From being bullied as one of the few Asian students at her school, to struggling to meet her family's expectations, Selina Chhaur knows how significantly her cultural background has impacted her life thus far. Now at 33, the hairdresser made one of the most pivotal decisions of her life in the past year, choosing to put romance into the hands of three experts on Married At First Sight (MAFS). Dating can be challenging at the best of times, and Chhaur acknowledges the impact that being an Asian woman can have on finding a relationship when offensive stereotypes come into play.
The daughter of Cambodian and Chinese immigrants shares that she's been subject to Asian fetishization in the past, where she's been approached by men who have "yellow fever." "It's so cringe. Yellow fever should not be a thing," Chhaur tells Refinery29 Australia. "Sadly, it is a thing and a lot of my ex-partners [who were European or Caucasian], even though they wouldn't use that term, if you look at their past record of their exes, they were all Asian."
Yellow fever is a term referring to non-Asian people’s explicit sexual preference and desire for Asians, often describing white men's fetishes for Asian women. It infers offensive stereotypes such as Asian women being subservient and hyper-sexual and not viewed as ordinary citizens.
Chhaur says that the stereotype of all Asian women being obedient is extremely problematic and one that men have assumed of her in the past. "I think there's this thing of Asian women being submissive and really subdued and not really having much of an opinion," she says. "I know guys who go for Asian women because they think they're like that. But then they bump into someone like me and they're like, 'Holy shit!' [Because] I've got opinions."

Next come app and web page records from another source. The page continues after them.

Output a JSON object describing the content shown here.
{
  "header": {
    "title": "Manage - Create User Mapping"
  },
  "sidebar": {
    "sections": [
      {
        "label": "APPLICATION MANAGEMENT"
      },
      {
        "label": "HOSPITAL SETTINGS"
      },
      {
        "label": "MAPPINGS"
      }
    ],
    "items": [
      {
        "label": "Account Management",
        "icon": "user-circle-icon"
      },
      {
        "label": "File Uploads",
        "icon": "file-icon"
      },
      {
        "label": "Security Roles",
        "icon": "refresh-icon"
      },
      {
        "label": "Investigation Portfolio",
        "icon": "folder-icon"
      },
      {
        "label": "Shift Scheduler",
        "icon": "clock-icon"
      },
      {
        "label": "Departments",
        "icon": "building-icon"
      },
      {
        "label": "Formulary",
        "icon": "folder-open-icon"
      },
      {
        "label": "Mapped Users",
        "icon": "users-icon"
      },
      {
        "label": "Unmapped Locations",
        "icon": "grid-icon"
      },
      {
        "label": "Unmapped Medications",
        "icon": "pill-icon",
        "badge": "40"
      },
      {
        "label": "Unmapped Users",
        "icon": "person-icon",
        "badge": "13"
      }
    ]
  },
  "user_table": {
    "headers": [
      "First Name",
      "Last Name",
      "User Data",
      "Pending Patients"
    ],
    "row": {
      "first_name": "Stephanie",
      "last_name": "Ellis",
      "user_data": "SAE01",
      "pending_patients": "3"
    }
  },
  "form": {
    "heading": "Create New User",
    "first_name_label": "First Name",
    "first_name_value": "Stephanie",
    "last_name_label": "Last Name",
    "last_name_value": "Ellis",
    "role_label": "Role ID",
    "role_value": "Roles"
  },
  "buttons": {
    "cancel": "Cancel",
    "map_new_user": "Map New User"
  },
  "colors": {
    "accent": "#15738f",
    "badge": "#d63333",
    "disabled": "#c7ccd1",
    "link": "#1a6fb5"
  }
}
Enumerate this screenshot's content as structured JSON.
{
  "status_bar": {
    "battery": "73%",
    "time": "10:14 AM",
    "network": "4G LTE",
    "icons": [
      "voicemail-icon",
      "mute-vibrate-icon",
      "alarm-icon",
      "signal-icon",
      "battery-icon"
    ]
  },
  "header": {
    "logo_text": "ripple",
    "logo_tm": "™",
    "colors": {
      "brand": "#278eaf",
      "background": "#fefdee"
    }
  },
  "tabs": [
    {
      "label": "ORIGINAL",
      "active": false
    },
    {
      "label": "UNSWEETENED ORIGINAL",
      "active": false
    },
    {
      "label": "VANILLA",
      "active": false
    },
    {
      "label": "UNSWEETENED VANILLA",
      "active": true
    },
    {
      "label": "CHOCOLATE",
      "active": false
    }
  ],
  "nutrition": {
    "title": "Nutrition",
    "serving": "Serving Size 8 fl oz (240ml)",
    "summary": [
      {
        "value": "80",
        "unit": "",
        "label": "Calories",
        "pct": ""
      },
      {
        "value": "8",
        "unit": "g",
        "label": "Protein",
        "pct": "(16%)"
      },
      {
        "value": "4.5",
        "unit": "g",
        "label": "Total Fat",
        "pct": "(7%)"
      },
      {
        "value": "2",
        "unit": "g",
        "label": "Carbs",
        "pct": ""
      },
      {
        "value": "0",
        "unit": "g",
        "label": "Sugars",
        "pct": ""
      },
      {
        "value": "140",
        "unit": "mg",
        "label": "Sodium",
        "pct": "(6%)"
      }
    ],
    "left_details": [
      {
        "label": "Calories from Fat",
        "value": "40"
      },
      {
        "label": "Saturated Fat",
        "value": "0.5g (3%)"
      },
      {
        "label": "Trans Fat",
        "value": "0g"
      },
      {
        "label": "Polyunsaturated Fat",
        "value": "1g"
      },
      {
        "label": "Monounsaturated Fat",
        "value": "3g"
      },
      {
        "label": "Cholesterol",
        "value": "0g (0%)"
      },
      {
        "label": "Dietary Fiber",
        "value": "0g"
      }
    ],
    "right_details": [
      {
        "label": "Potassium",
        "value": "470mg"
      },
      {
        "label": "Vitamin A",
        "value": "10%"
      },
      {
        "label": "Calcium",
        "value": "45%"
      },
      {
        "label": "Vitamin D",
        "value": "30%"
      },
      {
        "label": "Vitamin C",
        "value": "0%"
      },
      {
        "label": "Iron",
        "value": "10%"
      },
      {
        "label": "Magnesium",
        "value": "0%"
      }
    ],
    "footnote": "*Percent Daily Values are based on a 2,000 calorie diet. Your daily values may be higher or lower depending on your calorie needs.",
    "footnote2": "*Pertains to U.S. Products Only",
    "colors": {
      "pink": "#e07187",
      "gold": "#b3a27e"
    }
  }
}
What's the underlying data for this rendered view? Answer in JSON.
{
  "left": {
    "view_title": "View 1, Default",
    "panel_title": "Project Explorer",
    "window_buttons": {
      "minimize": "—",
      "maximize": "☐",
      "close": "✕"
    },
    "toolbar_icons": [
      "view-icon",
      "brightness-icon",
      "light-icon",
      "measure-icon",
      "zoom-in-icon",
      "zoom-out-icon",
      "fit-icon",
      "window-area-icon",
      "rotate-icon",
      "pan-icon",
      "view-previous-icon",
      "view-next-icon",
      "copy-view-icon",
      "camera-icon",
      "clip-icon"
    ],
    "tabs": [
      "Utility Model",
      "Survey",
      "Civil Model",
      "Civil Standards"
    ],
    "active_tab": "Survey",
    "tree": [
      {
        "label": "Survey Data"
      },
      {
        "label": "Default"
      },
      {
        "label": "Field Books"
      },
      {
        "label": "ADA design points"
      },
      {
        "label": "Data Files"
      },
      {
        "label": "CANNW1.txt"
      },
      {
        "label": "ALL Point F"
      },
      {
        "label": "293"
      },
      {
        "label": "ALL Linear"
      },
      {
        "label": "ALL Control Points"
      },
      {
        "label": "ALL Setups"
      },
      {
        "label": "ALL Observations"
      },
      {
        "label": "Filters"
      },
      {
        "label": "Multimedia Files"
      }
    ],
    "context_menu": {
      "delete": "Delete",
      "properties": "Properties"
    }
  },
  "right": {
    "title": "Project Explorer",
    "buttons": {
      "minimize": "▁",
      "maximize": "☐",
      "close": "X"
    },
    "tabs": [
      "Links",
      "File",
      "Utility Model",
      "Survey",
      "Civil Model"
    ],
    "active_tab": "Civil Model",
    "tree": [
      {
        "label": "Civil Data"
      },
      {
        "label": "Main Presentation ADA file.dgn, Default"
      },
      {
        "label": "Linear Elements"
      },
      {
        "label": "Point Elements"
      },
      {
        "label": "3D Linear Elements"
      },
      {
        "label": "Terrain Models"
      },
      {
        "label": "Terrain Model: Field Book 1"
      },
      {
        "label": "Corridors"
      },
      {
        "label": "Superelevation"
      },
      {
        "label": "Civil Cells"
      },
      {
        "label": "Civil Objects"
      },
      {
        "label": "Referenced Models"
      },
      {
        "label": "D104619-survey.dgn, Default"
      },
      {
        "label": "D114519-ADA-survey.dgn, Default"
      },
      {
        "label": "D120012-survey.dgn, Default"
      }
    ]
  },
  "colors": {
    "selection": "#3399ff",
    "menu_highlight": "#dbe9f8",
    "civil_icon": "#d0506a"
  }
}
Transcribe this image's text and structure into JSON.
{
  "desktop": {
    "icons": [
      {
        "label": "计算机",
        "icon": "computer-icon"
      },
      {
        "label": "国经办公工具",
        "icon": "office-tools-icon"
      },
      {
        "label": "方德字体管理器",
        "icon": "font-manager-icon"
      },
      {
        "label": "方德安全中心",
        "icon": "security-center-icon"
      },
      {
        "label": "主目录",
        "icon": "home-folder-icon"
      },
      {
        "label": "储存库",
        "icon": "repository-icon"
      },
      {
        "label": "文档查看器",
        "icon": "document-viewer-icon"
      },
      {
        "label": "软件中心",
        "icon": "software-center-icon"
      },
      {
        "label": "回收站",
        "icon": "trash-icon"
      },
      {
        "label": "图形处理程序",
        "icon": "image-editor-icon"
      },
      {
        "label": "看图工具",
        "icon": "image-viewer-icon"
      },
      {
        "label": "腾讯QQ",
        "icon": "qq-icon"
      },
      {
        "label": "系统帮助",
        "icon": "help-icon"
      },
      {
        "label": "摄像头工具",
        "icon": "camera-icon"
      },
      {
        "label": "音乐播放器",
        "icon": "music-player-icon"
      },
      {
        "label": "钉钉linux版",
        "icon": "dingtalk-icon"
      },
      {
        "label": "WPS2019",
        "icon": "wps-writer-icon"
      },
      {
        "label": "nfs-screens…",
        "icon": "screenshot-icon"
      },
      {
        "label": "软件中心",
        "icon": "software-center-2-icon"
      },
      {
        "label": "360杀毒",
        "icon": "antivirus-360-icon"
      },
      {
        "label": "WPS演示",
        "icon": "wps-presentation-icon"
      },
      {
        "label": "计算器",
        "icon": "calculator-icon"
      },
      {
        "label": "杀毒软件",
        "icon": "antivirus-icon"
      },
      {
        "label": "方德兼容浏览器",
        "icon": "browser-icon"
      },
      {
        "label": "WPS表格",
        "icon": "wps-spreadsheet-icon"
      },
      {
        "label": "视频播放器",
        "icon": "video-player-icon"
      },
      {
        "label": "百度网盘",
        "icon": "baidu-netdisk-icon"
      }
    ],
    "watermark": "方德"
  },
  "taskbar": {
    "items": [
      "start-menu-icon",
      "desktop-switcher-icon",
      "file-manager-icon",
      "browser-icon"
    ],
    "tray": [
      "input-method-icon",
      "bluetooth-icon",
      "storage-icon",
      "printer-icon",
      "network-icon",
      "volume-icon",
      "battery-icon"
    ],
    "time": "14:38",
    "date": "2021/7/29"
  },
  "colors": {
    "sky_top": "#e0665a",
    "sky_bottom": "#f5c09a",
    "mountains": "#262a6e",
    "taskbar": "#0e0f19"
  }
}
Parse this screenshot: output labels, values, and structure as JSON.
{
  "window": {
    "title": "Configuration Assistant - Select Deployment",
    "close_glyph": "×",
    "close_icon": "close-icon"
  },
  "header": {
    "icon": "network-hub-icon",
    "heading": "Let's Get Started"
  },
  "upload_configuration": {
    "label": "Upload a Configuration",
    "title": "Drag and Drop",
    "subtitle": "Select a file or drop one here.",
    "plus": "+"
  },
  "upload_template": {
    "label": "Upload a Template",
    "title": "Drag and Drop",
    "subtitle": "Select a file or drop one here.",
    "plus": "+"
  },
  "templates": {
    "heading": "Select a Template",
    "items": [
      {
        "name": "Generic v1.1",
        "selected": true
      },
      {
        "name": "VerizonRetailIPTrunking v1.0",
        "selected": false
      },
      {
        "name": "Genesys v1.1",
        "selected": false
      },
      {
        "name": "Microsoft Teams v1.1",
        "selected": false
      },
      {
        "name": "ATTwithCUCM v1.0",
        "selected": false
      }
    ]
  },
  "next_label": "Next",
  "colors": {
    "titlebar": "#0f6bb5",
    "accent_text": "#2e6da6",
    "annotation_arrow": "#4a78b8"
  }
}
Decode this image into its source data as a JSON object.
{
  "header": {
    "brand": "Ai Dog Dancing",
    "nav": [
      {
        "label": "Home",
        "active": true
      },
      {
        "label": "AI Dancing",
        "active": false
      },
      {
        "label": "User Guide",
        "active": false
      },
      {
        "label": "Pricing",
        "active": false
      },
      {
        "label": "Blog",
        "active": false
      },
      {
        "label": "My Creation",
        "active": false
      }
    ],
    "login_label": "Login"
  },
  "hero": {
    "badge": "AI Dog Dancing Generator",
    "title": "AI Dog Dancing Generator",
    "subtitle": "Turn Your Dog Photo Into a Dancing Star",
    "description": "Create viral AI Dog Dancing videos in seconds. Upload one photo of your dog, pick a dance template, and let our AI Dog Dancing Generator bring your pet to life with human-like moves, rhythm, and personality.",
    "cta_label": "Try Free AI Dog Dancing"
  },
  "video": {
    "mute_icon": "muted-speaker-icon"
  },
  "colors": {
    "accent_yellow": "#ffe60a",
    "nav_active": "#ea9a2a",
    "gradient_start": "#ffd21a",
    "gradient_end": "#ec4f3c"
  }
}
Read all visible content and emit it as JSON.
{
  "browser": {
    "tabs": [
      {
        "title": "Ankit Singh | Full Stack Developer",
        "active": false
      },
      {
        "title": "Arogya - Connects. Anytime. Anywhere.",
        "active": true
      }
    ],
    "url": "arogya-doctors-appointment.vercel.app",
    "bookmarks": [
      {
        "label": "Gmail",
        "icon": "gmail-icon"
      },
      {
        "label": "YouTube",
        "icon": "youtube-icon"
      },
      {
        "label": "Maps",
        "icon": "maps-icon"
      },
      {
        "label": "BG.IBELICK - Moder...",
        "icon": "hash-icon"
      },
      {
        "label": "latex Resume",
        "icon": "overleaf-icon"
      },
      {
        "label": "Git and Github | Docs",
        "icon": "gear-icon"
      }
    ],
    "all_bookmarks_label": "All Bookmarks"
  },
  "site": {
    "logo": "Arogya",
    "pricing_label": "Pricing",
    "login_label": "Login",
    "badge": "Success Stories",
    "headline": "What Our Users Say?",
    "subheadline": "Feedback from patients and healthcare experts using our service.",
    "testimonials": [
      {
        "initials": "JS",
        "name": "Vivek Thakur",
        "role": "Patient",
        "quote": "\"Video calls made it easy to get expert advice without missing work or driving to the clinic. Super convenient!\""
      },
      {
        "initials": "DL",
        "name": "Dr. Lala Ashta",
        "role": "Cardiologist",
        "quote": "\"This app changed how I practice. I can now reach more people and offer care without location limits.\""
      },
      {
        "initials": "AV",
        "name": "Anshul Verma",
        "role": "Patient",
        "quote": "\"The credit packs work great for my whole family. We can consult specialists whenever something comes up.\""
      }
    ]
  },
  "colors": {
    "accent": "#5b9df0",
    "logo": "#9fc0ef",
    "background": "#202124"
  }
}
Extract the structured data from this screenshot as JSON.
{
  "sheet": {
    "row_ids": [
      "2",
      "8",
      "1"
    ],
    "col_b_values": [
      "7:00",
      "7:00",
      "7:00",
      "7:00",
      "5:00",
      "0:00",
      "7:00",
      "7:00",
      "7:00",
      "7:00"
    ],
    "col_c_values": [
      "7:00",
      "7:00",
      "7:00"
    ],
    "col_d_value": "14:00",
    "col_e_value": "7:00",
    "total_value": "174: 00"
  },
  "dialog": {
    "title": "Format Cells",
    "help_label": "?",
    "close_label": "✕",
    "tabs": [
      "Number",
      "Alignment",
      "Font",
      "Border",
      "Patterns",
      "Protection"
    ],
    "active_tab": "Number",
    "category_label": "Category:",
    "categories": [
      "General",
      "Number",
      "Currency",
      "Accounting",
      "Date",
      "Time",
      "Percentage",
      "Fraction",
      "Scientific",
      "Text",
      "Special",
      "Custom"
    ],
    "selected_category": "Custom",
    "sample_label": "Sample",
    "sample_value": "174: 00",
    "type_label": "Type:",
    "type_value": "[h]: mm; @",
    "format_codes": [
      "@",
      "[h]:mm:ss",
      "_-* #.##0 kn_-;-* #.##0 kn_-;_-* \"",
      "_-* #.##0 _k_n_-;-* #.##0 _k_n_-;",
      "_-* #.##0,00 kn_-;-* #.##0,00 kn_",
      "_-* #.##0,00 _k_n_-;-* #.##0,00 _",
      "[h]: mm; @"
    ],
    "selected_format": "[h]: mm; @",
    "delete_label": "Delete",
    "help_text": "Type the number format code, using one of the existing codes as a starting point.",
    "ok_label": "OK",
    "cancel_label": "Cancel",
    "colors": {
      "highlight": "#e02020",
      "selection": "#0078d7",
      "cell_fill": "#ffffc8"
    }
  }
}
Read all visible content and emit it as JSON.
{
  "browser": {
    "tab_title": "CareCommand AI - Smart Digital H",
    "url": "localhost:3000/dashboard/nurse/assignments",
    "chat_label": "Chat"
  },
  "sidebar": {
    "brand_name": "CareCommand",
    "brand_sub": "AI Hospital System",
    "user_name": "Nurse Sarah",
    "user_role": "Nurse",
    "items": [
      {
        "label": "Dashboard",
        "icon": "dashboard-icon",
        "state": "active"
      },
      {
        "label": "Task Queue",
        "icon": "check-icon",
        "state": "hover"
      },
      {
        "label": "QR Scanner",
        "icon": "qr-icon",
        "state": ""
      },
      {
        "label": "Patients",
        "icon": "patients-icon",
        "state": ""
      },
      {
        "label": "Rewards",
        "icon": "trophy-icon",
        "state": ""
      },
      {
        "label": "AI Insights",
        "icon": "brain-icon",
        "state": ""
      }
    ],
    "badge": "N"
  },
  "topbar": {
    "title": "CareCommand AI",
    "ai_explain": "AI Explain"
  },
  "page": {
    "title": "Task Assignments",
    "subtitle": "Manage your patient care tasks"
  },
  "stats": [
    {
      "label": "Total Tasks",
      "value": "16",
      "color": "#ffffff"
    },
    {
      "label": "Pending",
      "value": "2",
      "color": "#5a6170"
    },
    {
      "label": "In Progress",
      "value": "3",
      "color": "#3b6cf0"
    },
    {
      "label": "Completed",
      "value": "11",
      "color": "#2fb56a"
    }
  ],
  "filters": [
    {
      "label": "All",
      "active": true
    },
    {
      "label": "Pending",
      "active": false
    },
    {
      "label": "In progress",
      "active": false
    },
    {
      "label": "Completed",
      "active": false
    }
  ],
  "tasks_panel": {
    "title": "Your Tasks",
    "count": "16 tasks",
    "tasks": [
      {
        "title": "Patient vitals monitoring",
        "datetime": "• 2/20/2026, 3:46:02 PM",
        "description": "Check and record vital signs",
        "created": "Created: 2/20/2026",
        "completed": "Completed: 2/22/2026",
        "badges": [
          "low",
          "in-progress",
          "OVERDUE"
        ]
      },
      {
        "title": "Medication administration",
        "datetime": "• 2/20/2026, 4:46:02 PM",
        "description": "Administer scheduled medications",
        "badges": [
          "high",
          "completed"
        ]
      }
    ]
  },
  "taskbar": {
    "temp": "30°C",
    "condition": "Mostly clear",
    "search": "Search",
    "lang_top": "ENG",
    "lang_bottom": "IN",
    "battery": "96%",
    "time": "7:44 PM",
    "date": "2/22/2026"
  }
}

The stereotyping of Asian people in the media over the years hasn't helped either. Chhaur recalls growing up watching actor Lucy Liu on the big screen. "To me, she was still quite sexualized, especially with Charlie's Angels," she reflects. She also refers to Ken Jeong's character, Mr Chow in The Hangover, as an example, which has been argued to be a "caricature" of Asian people.
Going onto a show like MAFS has been a daring leap of faith for Chhaur, especially because she has received limited support from her parents. She shares that the dynamic between them has sometimes been challenging. While they expected her to pursue a traditional, 'professional' career, she left school at the end of year 10 to become a hairdresser. "Growing up they expected that I had to go to school, get a degree, go to uni and become a doctor or a lawyer. And I went completely against that," she says.
I just basically have the attitude that if someone tells me no, I'm going to prove them wrong.
Chhaur's father came to Australia as an orphan and her mother as a refugee in the 1970s during the Khmer Rouge regime. Like many immigrant families, they worked hard to build a future for their children — a life they didn't have back home. Chhaur faced a battle that many second-generation Asian Australians do as she felt caught between two cultures, and choosing between submitting to parental pressure versus pursuing her own dreams. "I'm the black sheep of the family," she says. "I've never done anything the traditional way but I respect my culture and I'm very proud of my culture."
When Chhaur first told her mum about her plans to go into hairdressing, she says her reaction was one of disgust. "She was like, 'We sacrificed all of this for you to go and sweep hair.' Like they just couldn't wrap their head around that. They were so taken aback and obviously very disappointed."
But Chhaur still followed her heart. "I just basically have the attitude that if someone tells me no, I'm going to prove them wrong."
While she's thrived in her career for over a decade, the long hours and commitment to the job have meant that Chhaur's love life has seemingly taken a back seat. When she's gone on dating apps in the past, she's often been "ghosted." "The reason I did Married at First Sight was because I just realized I'm 33 now and I've spent half my life — I've literally been doing this since I was like 16 — trying to prove a point to my parents that they're never going to get," she explains.
"And because I did sacrifice a lot of my time drowning myself into work, it did affect my social life and my dating." She thought to herself, "I can either work on myself and my career, or I can keep going on these dates and waste my time and get ghosted and have no closure."
Chhaur says having the guidance of the three experts — clinical sexologist Alessandra Rampolla, relationship expert John Aiken, and dating and relationship expert Melissa Schilling — is a big advantage of the MAFS experience. "I just thought, you know you've got three amazing experts that will guide you and call you out really on your bullshit," she says. "No one's perfect and I just really wanted to go on to obviously find my soulmate, find the one and also learn about how to sustain healthy relationships."